Oh, sorry, I don't have much experience of Python, but you're probably right. I was working with the HTTPResponse class from http.client module, and I now see that there are some differences (this class contains both the msg field and the headers field (same value), but I only found documentation for the msg field, so I assumed headers was kept for backwards compatibility. My mistake.
@PeppeL-G It is probably a bug in the docs because headers is a better name for an attribute that stores HTTP headers than msg. If you think others can have the same issue; you could submit a simple documentation patch, to mention that headers can be used and msg exists for backwards compatibility.
2

TL&DR: When you typically get data from a server, it is sent in bytes. The rationale is that these bytes will need to be 'decoded' by the recipient, who should know how to use the data.
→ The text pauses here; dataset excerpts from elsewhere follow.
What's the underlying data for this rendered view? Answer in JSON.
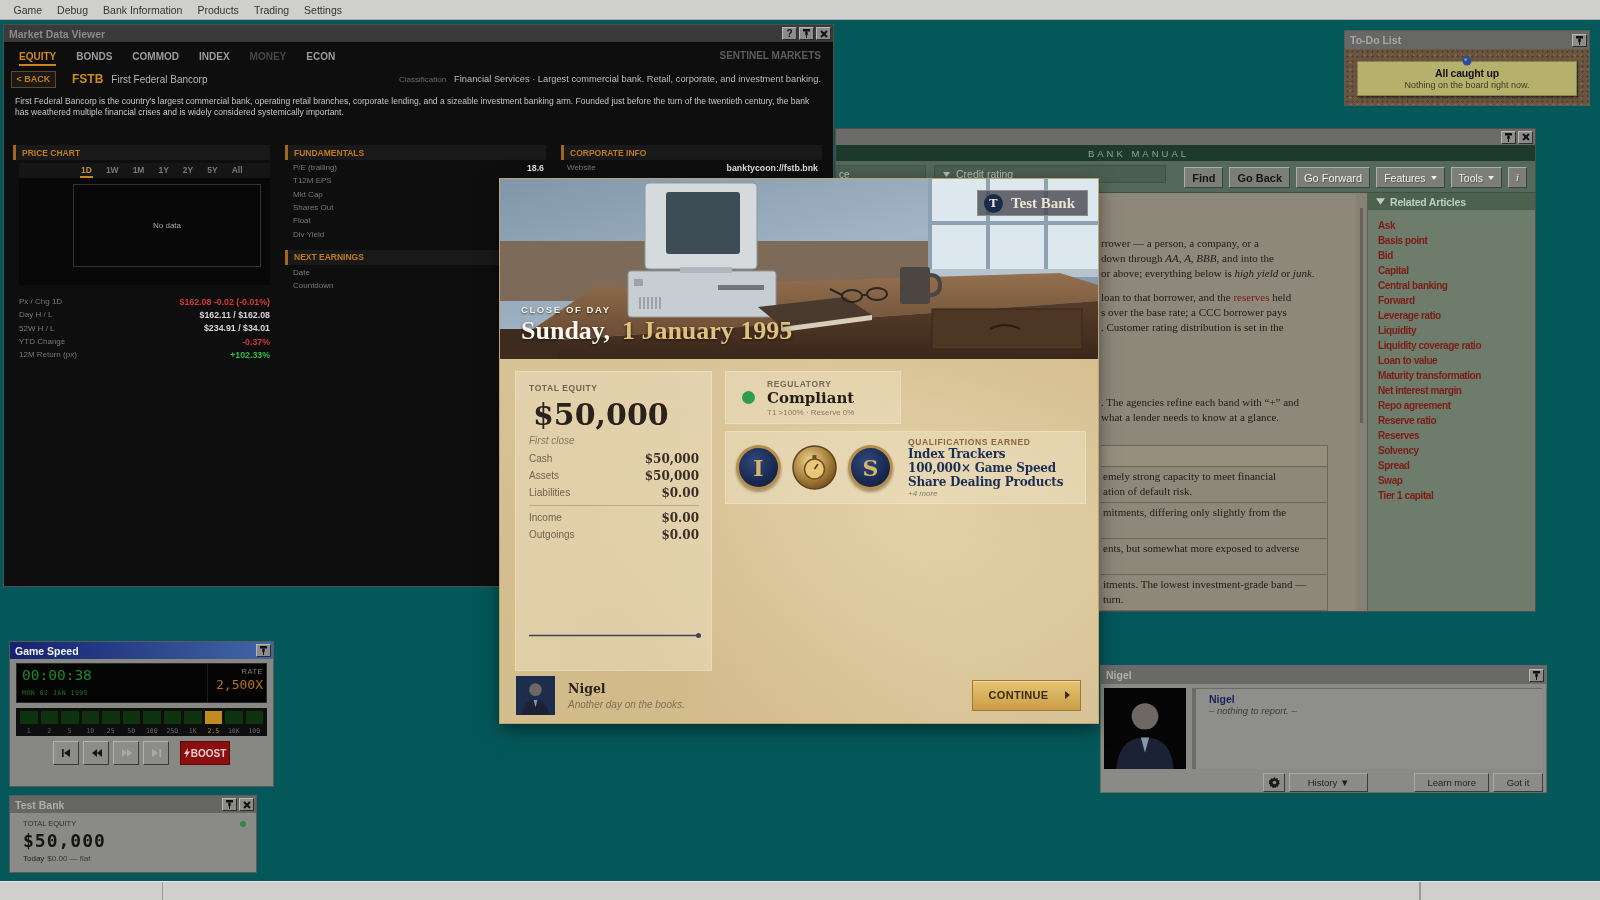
{
  "menu_bar": {
    "items": [
      "Game",
      "Debug",
      "Bank Information",
      "Products",
      "Trading",
      "Settings"
    ]
  },
  "market_data_viewer": {
    "title": "Market Data Viewer",
    "help_label": "?",
    "tabs": [
      {
        "label": "EQUITY",
        "selected": true,
        "disabled": false
      },
      {
        "label": "BONDS",
        "selected": false,
        "disabled": false
      },
      {
        "label": "COMMOD",
        "selected": false,
        "disabled": false
      },
      {
        "label": "INDEX",
        "selected": false,
        "disabled": false
      },
      {
        "label": "MONEY",
        "selected": false,
        "disabled": true
      },
      {
        "label": "ECON",
        "selected": false,
        "disabled": false
      }
    ],
    "provider": "SENTINEL MARKETS",
    "back_label": "< BACK",
    "ticker": "FSTB",
    "company": "First Federal Bancorp",
    "classification_label": "Classification",
    "classification": "Financial Services · Largest commercial bank. Retail, corporate, and investment banking.",
    "description": "First Federal Bancorp is the country's largest commercial bank, operating retail branches, corporate lending, and a sizeable investment banking arm. Founded just before the turn of the twentieth century, the bank has weathered multiple financial crises and is widely considered systemically important.",
    "price_chart": {
      "title": "PRICE CHART",
      "ranges": [
        {
          "label": "1D",
          "selected": true
        },
        {
          "label": "1W",
          "selected": false
        },
        {
          "label": "1M",
          "selected": false
        },
        {
          "label": "1Y",
          "selected": false
        },
        {
          "label": "2Y",
          "selected": false
        },
        {
          "label": "5Y",
          "selected": false
        },
        {
          "label": "All",
          "selected": false
        }
      ],
      "empty_text": "No data",
      "stats": [
        {
          "label": "Px / Chg 1D",
          "value": "$162.08 -0.02 (-0.01%)",
          "color": "#d43a3a"
        },
        {
          "label": "Day H / L",
          "value": "$162.11 / $162.08",
          "color": "#d6d6d6"
        },
        {
          "label": "52W H / L",
          "value": "$234.91 / $34.01",
          "color": "#d6d6d6"
        },
        {
          "label": "YTD Change",
          "value": "-0.37%",
          "color": "#d43a3a"
        },
        {
          "label": "12M Return (px)",
          "value": "+102.33%",
          "color": "#2fbe47"
        }
      ]
    },
    "fundamentals": {
      "title": "FUNDAMENTALS",
      "rows": [
        {
          "label": "P/E (trailing)",
          "value": "18.6"
        },
        {
          "label": "T12M EPS"
        },
        {
          "label": "Mkt Cap"
        },
        {
          "label": "Shares Out"
        },
        {
          "label": "Float"
        },
        {
          "label": "Div Yield"
        }
      ]
    },
    "next_earnings": {
      "title": "NEXT EARNINGS",
      "rows": [
        {
          "label": "Date"
        },
        {
          "label": "Countdown"
        }
      ]
    },
    "corporate_info": {
      "title": "CORPORATE INFO",
      "rows": [
        {
          "label": "Website",
          "value": "banktycoon://fstb.bnk"
        }
      ]
    }
  },
  "bank_manual": {
    "title": "BANK MANUAL",
    "search_value": "ce",
    "topic": "Credit rating",
    "buttons": [
      {
        "label": "Find",
        "kind": "action",
        "disabled": false
      },
      {
        "label": "Go Back",
        "kind": "action",
        "disabled": false
      },
      {
        "label": "Go Forward",
        "kind": "action",
        "disabled": true
      },
      {
        "label": "Features",
        "kind": "menu",
        "disabled": true
      },
      {
        "label": "Tools",
        "kind": "menu",
        "disabled": true
      },
      {
        "label": "i",
        "kind": "info",
        "disabled": true
      }
    ],
    "paragraphs": [
      {
        "segments": [
          {
            "text": "rrower — a person, a company, or a\ndown through *AA*, *A*, *BBB*, and into the\nor above; everything below is *high yield* or *junk*.",
            "link": false
          }
        ]
      },
      {
        "segments": [
          {
            "text": "loan to that borrower, and the ",
            "link": false
          },
          {
            "text": "reserves",
            "link": true
          },
          {
            "text": " held\ns over the base rate; a CCC borrower pays\n. Customer rating distribution is set in the",
            "link": false
          }
        ]
      },
      {
        "segments": [
          {
            "text": ". The agencies refine each band with “+” and\nwhat a lender needs to know at a glance.",
            "link": false
          }
        ]
      }
    ],
    "table_rows": [
      "emely strong capacity to meet financial\nation of default risk.",
      "mitments, differing only slightly from the",
      "ents, but somewhat more exposed to adverse",
      "itments. The lowest investment-grade band —\nturn."
    ],
    "related_title": "Related Articles",
    "related": [
      "Ask",
      "Basis point",
      "Bid",
      "Capital",
      "Central banking",
      "Forward",
      "Leverage ratio",
      "Liquidity",
      "Liquidity coverage ratio",
      "Loan to value",
      "Maturity transformation",
      "Net interest margin",
      "Repo agreement",
      "Reserve ratio",
      "Reserves",
      "Solvency",
      "Spread",
      "Swap",
      "Tier 1 capital"
    ]
  },
  "todo": {
    "title": "To-Do List",
    "note_title": "All caught up",
    "note_text": "Nothing on the board right now."
  },
  "game_speed": {
    "title": "Game Speed",
    "clock": "00:00:38",
    "date": "MON 02 JAN 1995",
    "rate_label": "RATE",
    "rate": "2,500X",
    "steps": [
      {
        "label": "1",
        "selected": false
      },
      {
        "label": "2",
        "selected": false
      },
      {
        "label": "5",
        "selected": false
      },
      {
        "label": "10",
        "selected": false
      },
      {
        "label": "25",
        "selected": false
      },
      {
        "label": "50",
        "selected": false
      },
      {
        "label": "100",
        "selected": false
      },
      {
        "label": "250",
        "selected": false
      },
      {
        "label": "1K",
        "selected": false
      },
      {
        "label": "2.5",
        "selected": true
      },
      {
        "label": "10K",
        "selected": false
      },
      {
        "label": "100",
        "selected": false
      }
    ],
    "controls": [
      {
        "kind": "skip-back",
        "disabled": false
      },
      {
        "kind": "rewind",
        "disabled": false
      },
      {
        "kind": "fast-forward",
        "disabled": true
      },
      {
        "kind": "skip-forward",
        "disabled": true
      }
    ],
    "boost_label": "BOOST"
  },
  "bank_summary": {
    "title": "Test Bank",
    "equity_label": "TOTAL EQUITY",
    "equity": "$50,000",
    "color": "#2c8a4c",
    "today_label": "Today",
    "today_change": "$0.00 — flat"
  },
  "advisor_window": {
    "title": "Nigel",
    "speaker": "Nigel",
    "message": "– nothing to report. –",
    "buttons": [
      {
        "kind": "settings"
      },
      {
        "kind": "menu",
        "label": "History ▼"
      },
      {
        "kind": "plain",
        "label": "Learn more"
      },
      {
        "kind": "plain",
        "label": "Got it"
      }
    ]
  },
  "day_summary": {
    "eyebrow": "CLOSE OF DAY",
    "weekday": "Sunday,",
    "date": "1 January 1995",
    "bank_initial": "T",
    "bank_name": "Test Bank",
    "equity_label": "TOTAL EQUITY",
    "equity": "$50,000",
    "equity_note": "First close",
    "balances": [
      {
        "label": "Cash",
        "value": "$50,000"
      },
      {
        "label": "Assets",
        "value": "$50,000"
      },
      {
        "label": "Liabilities",
        "value": "$0.00"
      }
    ],
    "flows": [
      {
        "label": "Income",
        "value": "$0.00"
      },
      {
        "label": "Outgoings",
        "value": "$0.00"
      }
    ],
    "regulatory": {
      "label": "REGULATORY",
      "color": "#2f9d4e",
      "headline": "Compliant",
      "detail": "T1 >100% · Reserve 0%"
    },
    "qualifications": {
      "label": "QUALIFICATIONS EARNED",
      "badges": [
        {
          "kind": "letter",
          "letter": "I"
        },
        {
          "kind": "stopwatch"
        },
        {
          "kind": "letter",
          "letter": "S"
        }
      ],
      "items": [
        "Index Trackers",
        "100,000× Game Speed",
        "Share Dealing Products"
      ],
      "more": "+4 more"
    },
    "advisor_name": "Nigel",
    "advisor_remark": "Another day on the books.",
    "continue_label": "CONTINUE"
  }
}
You should decode the binary upon arrival to not get 'b' (bytes) but instead a string.

Use case:

import requests    
def get_data_from_url(url):
        response = requests.get(url_to_visit)
        response_data_split_by_line = response.content.decode('utf-8').splitlines()
        return response_data_split_by_line

In this example, I decode the content that I received into UTF-8. For my purposes, I then split it by line, so I can loop through each line with a for loop.

Comments

1

Don't call (me) json... but call the dict function on the headers attribute of the instance of http.client.HTTPResponse, implemented as a http.client.HTTPMessage which is based on email.message.Message.

#!/usr/bin/env python3
import urllib.request


url = 'address'
data = b'key: values',

with urllib.request.urlopen(url, data=data) as rs:
    headers = dict(rs.headers))
    html = rs.read() # binary form
    
print(headers)
#{'Date': 'xyz', 'Server': 'Apache', 'Vary': 'Host,Accept-Encoding', 'Upgrade': 'h2', 'Connection': 'Upgrade, close', 'Accept-Ranges': 'bytes', 'X-Content-Type-Options': 'nosniff', 'X-Frame-Options': 'sameorigin', 'Referrer-Policy': 'same-origin', 'strict-transport-security': 'max-age=300', 'Content-Length': '2885', 'Content-Type': 'text/html'}

Depending on the needs, the whole response can be organized as a single dictionary, for example something like

response = {"headers": headers, "body": html}

or a more "flatter" version

response = headers | {"body": html}

Comments

-1

I guess things have changed in python 3.4. This worked for me:

print("resp:" + json.dumps(resp.json()))

1 Comment

there is no json attribute. Don't confuse requests library and urllib.request.